La ciencia como método y producto cultural del avance temporal de civilizaciones, se permite la heurística para la explicación de los fenómenos físicos y humanos de la realidad percibida. Construcción de modelos que nos permiten llenar temporalmente el vacio que dejan las preguntas fundamentales. Por consiguiente la ciencia no es ni infalible ni axiomática, está en constante cambio epistemológico y ontológico (Deveau, J 2008), la ciencia no es expresión divina sino el intento secular por explicar lo inexplicable utilizando el consenso de la ignorancia como en la Reconstrucción dialógica (Escuela de Erlagen Baviera con Kamelah et Lorenzen) o la Pragmatica universal (Juergen Habermans). La causa total en singular responde al misterio de la vida misma, aun indescifrable para la biología, campo por consiguiente de conjetura religiosa. Como si la creencia mística no influyera en nuestra construcción de las ciencias, en tanto humanos. La causa reducida al hábito es una característica más antropológica o social de la historia del conocimiento humano (David Hume). Además bajo el estandarte científico ignoramos los derechos de los otros seres vivos (Dewey, J 2007). Como la belleza, mito de completud y normalidad simétrica que margina al discapacitado (Garoian, C 2008). Los positivistas tienen desconfianza en el concepto de causa, que evoca los ocultos pensamientos metafísicos, en los cuales no creen. Sin embargo el modelo de la ciencia actual no puede generalizar la causa (c) efecto (e) como modelo todo explicante. La naturaleza es mucho más compleja como para dejarse reducir al simple binomio c = e.

El homo inventor se crea a si mismo cada día a través de sus teorías y modelos explicativos y auto explicantes, merito sin duda. La utilidad de la ciencia en la economía de la energía u otros sectores, ha sido comprobada, el presupuesto de los EU, la potencia científica mas adelantada, se ha incrementado en 60% en dos años. Este es un signo de la importancia y utilidad de la ciencia en el desarrollo. (Thomas, K 2010) Pero seguimos sin reconocer el límite de nuestras hipótesis, dividiendo la realidad percibida y lo sentido por los sentidos, solo provoca la esquizofrenia antropológica. Requerimos inventar el lenguaje del reencuentro holístico, del homo que piensa y reza con el homo que piensa y experimenta, nexo entre tierra y aire, mas ecológico y sostenible y menos monstruoso y auto destructivo.

VI. Cuestionario

- Definición de la epistemología

- Diferencias entre la concepción de epistemología entre K. Popper y Piaget

- Relación y diferencia entre epistemología y teoría del conocimiento

- Relación y diferencia entre epistemología y filosofía de la ciencia

- Relación y diferencia entre epistemología y método científico

- En qué época de la historia es creada la epistemología

- Qué es el falsacionismo de Popper?

- Qué es el paradigma, según Thomas Kuhn?

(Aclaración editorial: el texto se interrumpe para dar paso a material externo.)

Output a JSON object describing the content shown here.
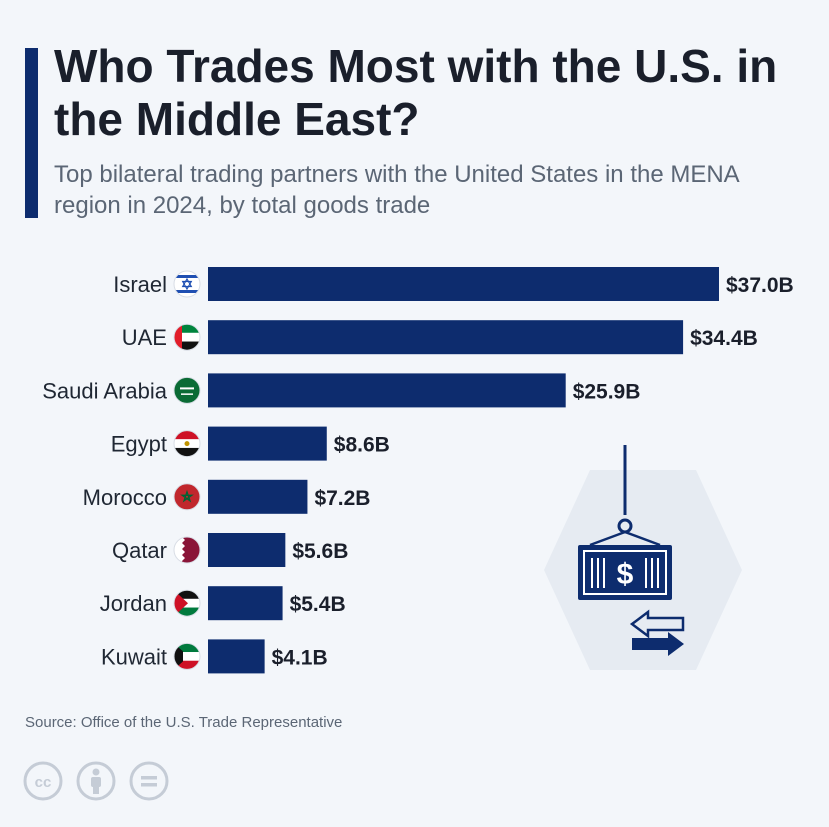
{
  "header": {
    "title": "Who Trades Most with the U.S. in the Middle East?",
    "subtitle": "Top bilateral trading partners with the United States in the MENA region in 2024, by total goods trade"
  },
  "chart_data": {
    "type": "bar",
    "orientation": "horizontal",
    "categories": [
      "Israel",
      "UAE",
      "Saudi Arabia",
      "Egypt",
      "Morocco",
      "Qatar",
      "Jordan",
      "Kuwait"
    ],
    "values": [
      37.0,
      34.4,
      25.9,
      8.6,
      7.2,
      5.6,
      5.4,
      4.1
    ],
    "value_labels": [
      "$37.0B",
      "$34.4B",
      "$25.9B",
      "$8.6B",
      "$7.2B",
      "$5.6B",
      "$5.4B",
      "$4.1B"
    ],
    "title": "",
    "xlabel": "",
    "ylabel": "",
    "xlim": [
      0,
      37.0
    ],
    "grid": false,
    "bar_color": "#0d2c6e"
  },
  "footer": {
    "source": "Source: Office of the U.S. Trade Representative",
    "license_icons": [
      "cc-icon",
      "by-icon",
      "nd-icon"
    ]
  },
  "colors": {
    "accent": "#0d2c6e",
    "background": "#f3f6fa"
  },
  "illustration": {
    "icon": "shipping-container-dollar-icon",
    "label": "$"
  }
}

- Según G. Bachelard en qué reposa la comprensión científica?

- Enumere las 4 categorías epistemológicas de Bachelard

- Que es la lingüística diacrónica?

- Que es la lingüística sincrónica?

- Por qué el lenguaje es concebido como instrumento de pensamiento?

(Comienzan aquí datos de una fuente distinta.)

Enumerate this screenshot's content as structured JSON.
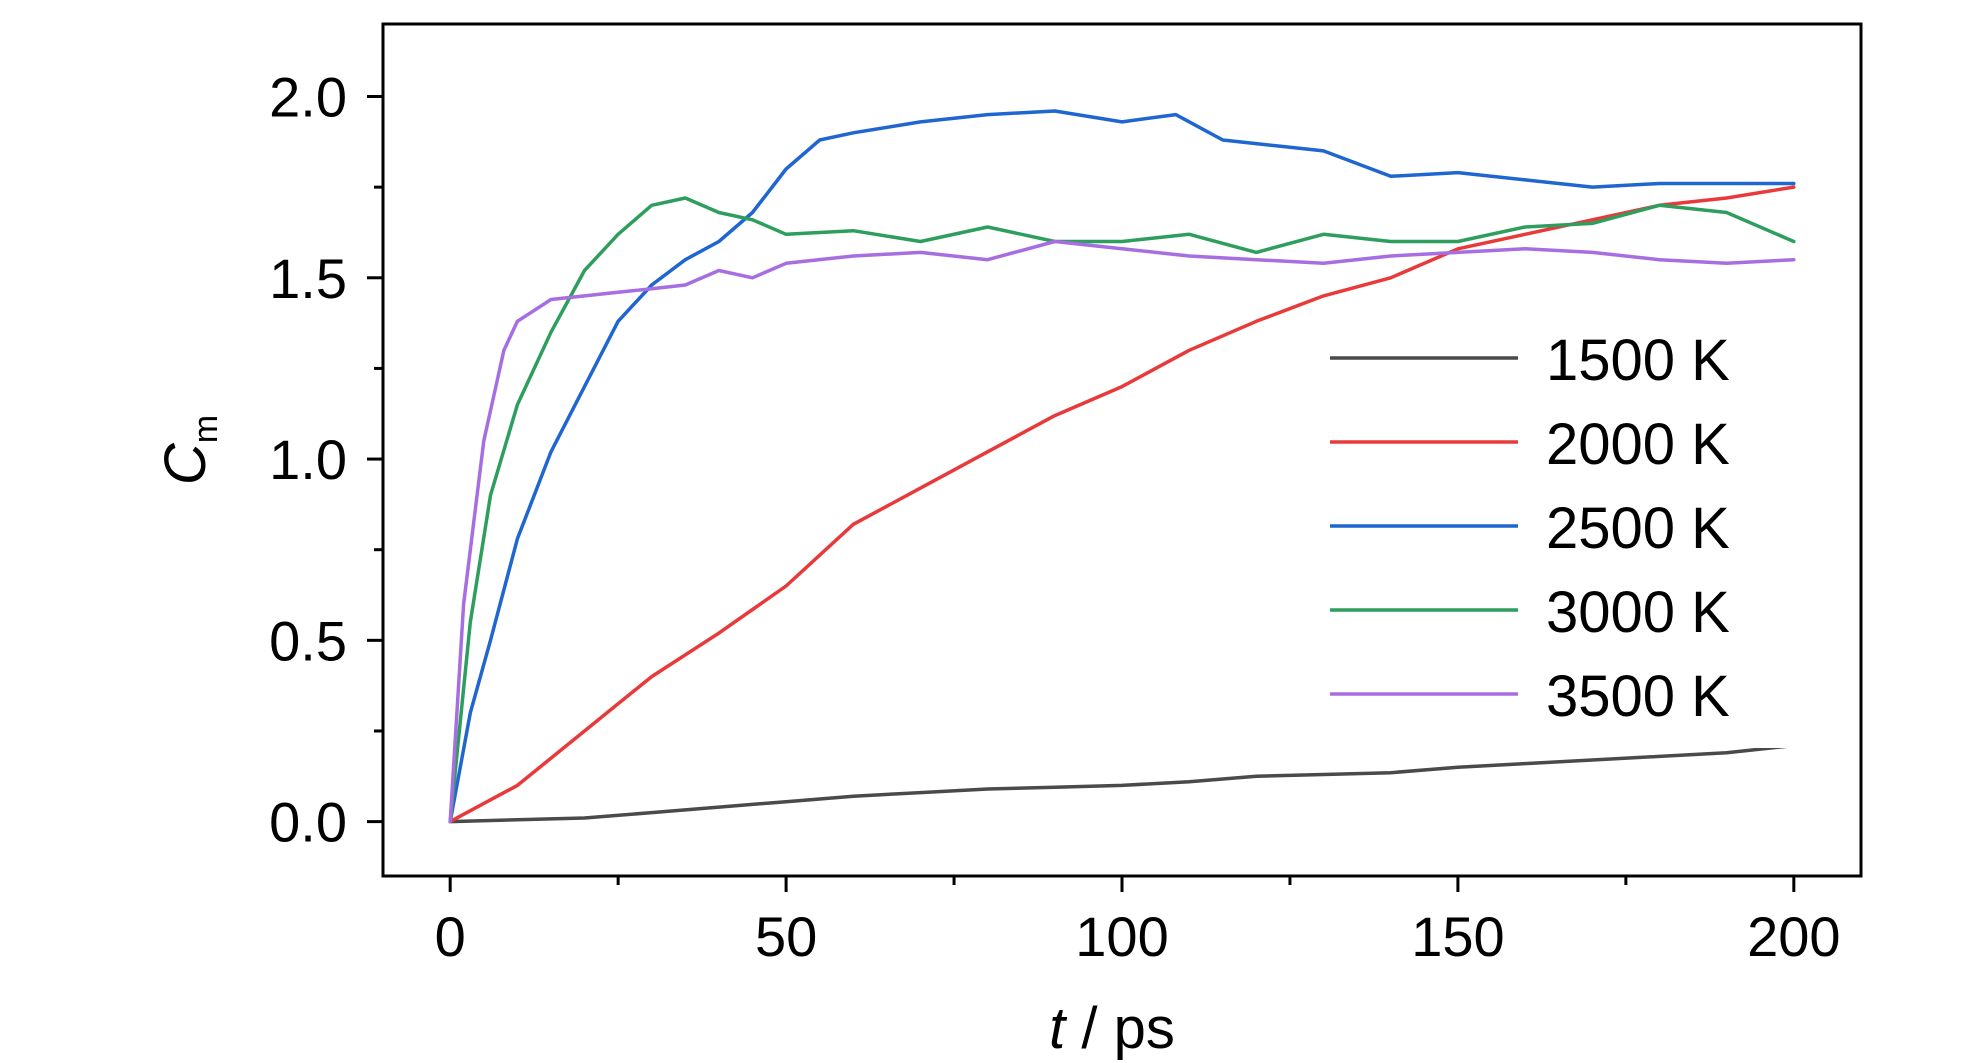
{
  "chart_data": {
    "type": "line",
    "xlabel": {
      "italic": "t",
      "rest": " / ps"
    },
    "ylabel": {
      "main": "C",
      "sub": "m"
    },
    "xlim": [
      -10,
      210
    ],
    "ylim": [
      -0.15,
      2.2
    ],
    "xticks": [
      0,
      50,
      100,
      150,
      200
    ],
    "xtick_labels": [
      "0",
      "50",
      "100",
      "150",
      "200"
    ],
    "yticks": [
      0.0,
      0.5,
      1.0,
      1.5,
      2.0
    ],
    "ytick_labels": [
      "0.0",
      "0.5",
      "1.0",
      "1.5",
      "2.0"
    ],
    "x_minor_ticks": [
      25,
      75,
      125,
      175
    ],
    "y_minor_ticks": [
      0.25,
      0.75,
      1.25,
      1.75
    ],
    "legend_position": "center-right",
    "series": [
      {
        "name": "1500 K",
        "color": "#4a4a4a",
        "x": [
          0,
          10,
          20,
          30,
          40,
          50,
          60,
          70,
          80,
          90,
          100,
          110,
          120,
          130,
          140,
          150,
          160,
          170,
          180,
          190,
          200
        ],
        "y": [
          0.0,
          0.005,
          0.01,
          0.025,
          0.04,
          0.055,
          0.07,
          0.08,
          0.09,
          0.095,
          0.1,
          0.11,
          0.125,
          0.13,
          0.135,
          0.15,
          0.16,
          0.17,
          0.18,
          0.19,
          0.21
        ]
      },
      {
        "name": "2000 K",
        "color": "#e83a3a",
        "x": [
          0,
          10,
          20,
          30,
          40,
          50,
          60,
          70,
          80,
          90,
          100,
          110,
          120,
          130,
          140,
          150,
          160,
          170,
          180,
          190,
          200
        ],
        "y": [
          0.0,
          0.1,
          0.25,
          0.4,
          0.52,
          0.65,
          0.82,
          0.92,
          1.02,
          1.12,
          1.2,
          1.3,
          1.38,
          1.45,
          1.5,
          1.58,
          1.62,
          1.66,
          1.7,
          1.72,
          1.75
        ]
      },
      {
        "name": "2500 K",
        "color": "#1f66d1",
        "x": [
          0,
          3,
          6,
          10,
          15,
          20,
          25,
          30,
          35,
          40,
          45,
          50,
          55,
          60,
          70,
          80,
          90,
          100,
          108,
          115,
          125,
          130,
          140,
          150,
          160,
          170,
          180,
          190,
          200
        ],
        "y": [
          0.0,
          0.3,
          0.5,
          0.78,
          1.02,
          1.2,
          1.38,
          1.48,
          1.55,
          1.6,
          1.68,
          1.8,
          1.88,
          1.9,
          1.93,
          1.95,
          1.96,
          1.93,
          1.95,
          1.88,
          1.86,
          1.85,
          1.78,
          1.79,
          1.77,
          1.75,
          1.76,
          1.76,
          1.76
        ]
      },
      {
        "name": "3000 K",
        "color": "#2e9e5e",
        "x": [
          0,
          3,
          6,
          10,
          15,
          20,
          25,
          30,
          35,
          40,
          45,
          50,
          60,
          70,
          80,
          90,
          100,
          110,
          120,
          130,
          140,
          150,
          160,
          170,
          180,
          190,
          200
        ],
        "y": [
          0.0,
          0.55,
          0.9,
          1.15,
          1.35,
          1.52,
          1.62,
          1.7,
          1.72,
          1.68,
          1.66,
          1.62,
          1.63,
          1.6,
          1.64,
          1.6,
          1.6,
          1.62,
          1.57,
          1.62,
          1.6,
          1.6,
          1.64,
          1.65,
          1.7,
          1.68,
          1.6
        ]
      },
      {
        "name": "3500 K",
        "color": "#a66ee0",
        "x": [
          0,
          2,
          5,
          8,
          10,
          15,
          20,
          25,
          30,
          35,
          40,
          45,
          50,
          60,
          70,
          80,
          90,
          100,
          110,
          120,
          130,
          140,
          150,
          160,
          170,
          180,
          190,
          200
        ],
        "y": [
          0.0,
          0.6,
          1.05,
          1.3,
          1.38,
          1.44,
          1.45,
          1.46,
          1.47,
          1.48,
          1.52,
          1.5,
          1.54,
          1.56,
          1.57,
          1.55,
          1.6,
          1.58,
          1.56,
          1.55,
          1.54,
          1.56,
          1.57,
          1.58,
          1.57,
          1.55,
          1.54,
          1.55
        ]
      }
    ]
  }
}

- Qué significa “en el principio era palabra” desde el punto de vista lingüístico?

- Cuál es el debate más antiguo sobre la lengua y qué sostiene?

- Por qué la ciencia puede ser comprendida como un producto cultural?

- Por qué la ciencia no es infalible ni axiomática?

- Por qué la causa puede ser reducida al habito?

- Por qué la ciencia puede ser excluyente?

- Cuál es el límite de las hipótesis?